Everyone’s under pressure during the holiday season. But for security pros, it’s pressure of a different kind: keeping systems safe as they’re increasingly targeted.
Retailers have always faced unique threats during the holiday season. For one thing, customers flock to their sites and services, which make them a lucrative target for scammers and hackers, too.
And an influx of personnel to staff the companies also means potential insider threats – especially since so many of the employees know they’ll only be there seasonally.
How they deal with it
The 2016 Pre-Holiday Retail Cyber Risk Report, sponsored by Bay Dynamics, delves into the thinking among IT pros for retail organizations. It found a significant percentage (44%) said the holidays bring more pressure on the IT and security teams at retail industries.
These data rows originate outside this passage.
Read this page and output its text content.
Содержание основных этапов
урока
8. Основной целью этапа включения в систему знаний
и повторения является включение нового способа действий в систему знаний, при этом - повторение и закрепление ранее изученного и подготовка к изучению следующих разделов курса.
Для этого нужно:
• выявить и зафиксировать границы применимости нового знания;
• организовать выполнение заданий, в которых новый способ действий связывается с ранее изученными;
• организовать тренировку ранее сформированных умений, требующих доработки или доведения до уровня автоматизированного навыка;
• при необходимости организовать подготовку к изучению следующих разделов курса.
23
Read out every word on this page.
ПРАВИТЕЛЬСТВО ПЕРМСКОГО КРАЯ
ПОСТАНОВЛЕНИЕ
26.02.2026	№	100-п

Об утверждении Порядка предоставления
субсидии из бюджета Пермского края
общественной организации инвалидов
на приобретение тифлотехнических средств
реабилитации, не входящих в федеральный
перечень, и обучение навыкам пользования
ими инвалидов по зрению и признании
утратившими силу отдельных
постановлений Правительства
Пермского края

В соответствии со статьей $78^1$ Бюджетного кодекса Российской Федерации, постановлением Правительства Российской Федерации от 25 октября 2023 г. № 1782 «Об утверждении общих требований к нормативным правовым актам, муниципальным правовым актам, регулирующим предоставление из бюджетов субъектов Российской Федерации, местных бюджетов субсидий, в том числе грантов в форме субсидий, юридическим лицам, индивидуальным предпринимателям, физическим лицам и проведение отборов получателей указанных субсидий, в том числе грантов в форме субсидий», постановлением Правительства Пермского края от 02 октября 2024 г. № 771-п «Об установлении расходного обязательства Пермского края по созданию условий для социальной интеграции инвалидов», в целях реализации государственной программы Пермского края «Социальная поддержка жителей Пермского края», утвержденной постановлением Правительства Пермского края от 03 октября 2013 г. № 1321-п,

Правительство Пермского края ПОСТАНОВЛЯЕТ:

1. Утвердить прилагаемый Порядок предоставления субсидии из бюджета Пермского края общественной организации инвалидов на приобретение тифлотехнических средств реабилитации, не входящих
One strategy many seem to be using: keeping access limited and supervision tighter on seasonal employees. According to the survey:
- 70% of companies put temporary employees through security awareness training
- only 36% of temporary employees are given their own log-in credentials for corporate systems, and
- 45% of IT pros said they know everything temporary employees do on their corporate systems (vs. only 34% for full-time employees).
Temporary employees were also given less access to customer databases that contain transaction info than full-time employees (24% vs. 84%), and less access to personally identifiable information (6% vs. 37%).
Every employee is a risk
There’s nothing wrong with being extra careful of the access you give to temporary employees and contractors, and in many ways it makes sense. But they are far from the only threats to your systems.
Most surveyed agreed that permanent employees present a higher risk to security. But whether that’s because of the restrictions placed on temporary employees wasn’t explored.
In general, though, limiting access to sensitive material is a good stance to have. Whether it’s through accidental disclosure or malicious insiders, the threats are much higher when access to sensitive information isn’t tightly controlled.